The single most disorienting aspect of the current housing process is the fact that it takes place in February while most off-campus leases open up in December, meaning that, even if you apply for an off-campus apartment as soon as State housing dries up, you’re already two months behind.
This could be far more manageable if NC State developed some sort of guarantee system that students would have housing for a certain number of semesters before pushing them out. Longer guarantees could be made to students from low-income families who live farther away, while students who live closer from high-income families could have shorter guarantees.
But that doesn’t get at the entire issue: The UNC system isn’t big enough for its body of students.

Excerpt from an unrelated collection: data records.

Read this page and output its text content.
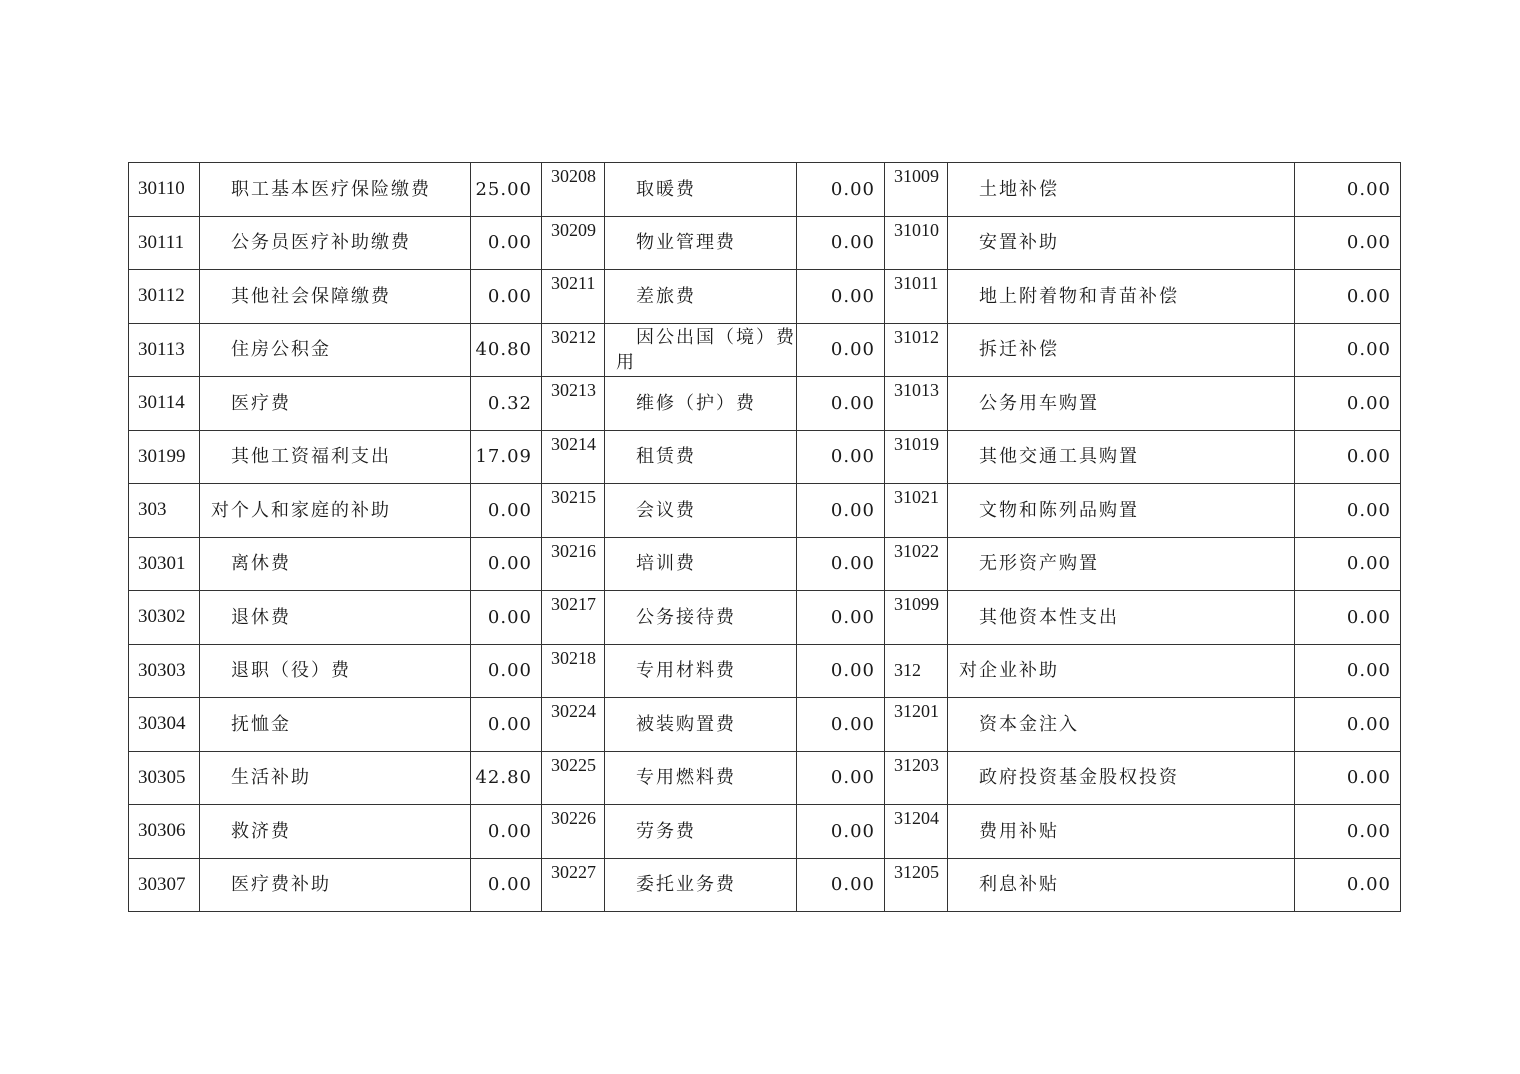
30110	职工基本医疗保险缴费	25.00	30208	取暖费	0.00	31009	土地补偿	0.00
30111	公务员医疗补助缴费	0.00	30209	物业管理费	0.00	31010	安置补助	0.00
30112	其他社会保障缴费	0.00	30211	差旅费	0.00	31011	地上附着物和青苗补偿	0.00
30113	住房公积金	40.80	30212	因公出国（境）费用	0.00	31012	拆迁补偿	0.00
30114	医疗费	0.32	30213	维修（护）费	0.00	31013	公务用车购置	0.00
30199	其他工资福利支出	17.09	30214	租赁费	0.00	31019	其他交通工具购置	0.00
303	对个人和家庭的补助	0.00	30215	会议费	0.00	31021	文物和陈列品购置	0.00
30301	离休费	0.00	30216	培训费	0.00	31022	无形资产购置	0.00
30302	退休费	0.00	30217	公务接待费	0.00	31099	其他资本性支出	0.00
30303	退职（役）费	0.00	30218	专用材料费	0.00	312	对企业补助	0.00
30304	抚恤金	0.00	30224	被装购置费	0.00	31201	资本金注入	0.00
30305	生活补助	42.80	30225	专用燃料费	0.00	31203	政府投资基金股权投资	0.00
30306	救济费	0.00	30226	劳务费	0.00	31204	费用补贴	0.00
30307	医疗费补助	0.00	30227	委托业务费	0.00	31205	利息补贴	0.00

NC State is not the only North Carolina or U.S. college dealing with an “over-admitting” issue. More people are going to college now than ever. This is why our acceptance rate gets lower while our admission numbers get higher. The solution to this is to build more universities, but unfortunately, there have been more closures of colleges and universities than openings in recent years.
This to say, we need our state government to invest in more universities outside of the UNC System, especially ones with inadequate housing. Rather than overcrowding our current universities, we need to call upon our state officials to start building and better funding other colleges in the state.
Until then, every university that continues to over-admit will have to find a way to manage its massive student body. The only way I can imagine overcoming this is by creating a formal summer semester. It wouldn’t be ideal by any means, especially in the North Carolina heat, but if done right, the University could provide housing for about a third of its student body, and reduce class sizes and on-campus housing scarcity in the fall and spring.
Ultimately, the issue of housing on campus needs to be addressed as a solvable problem and not as something insurmountable. Even if the state government fails us in expanding the university system, there are means to ensure students can live on-campus and complete their degrees. If nothing else, they should at least give us an eviction notice.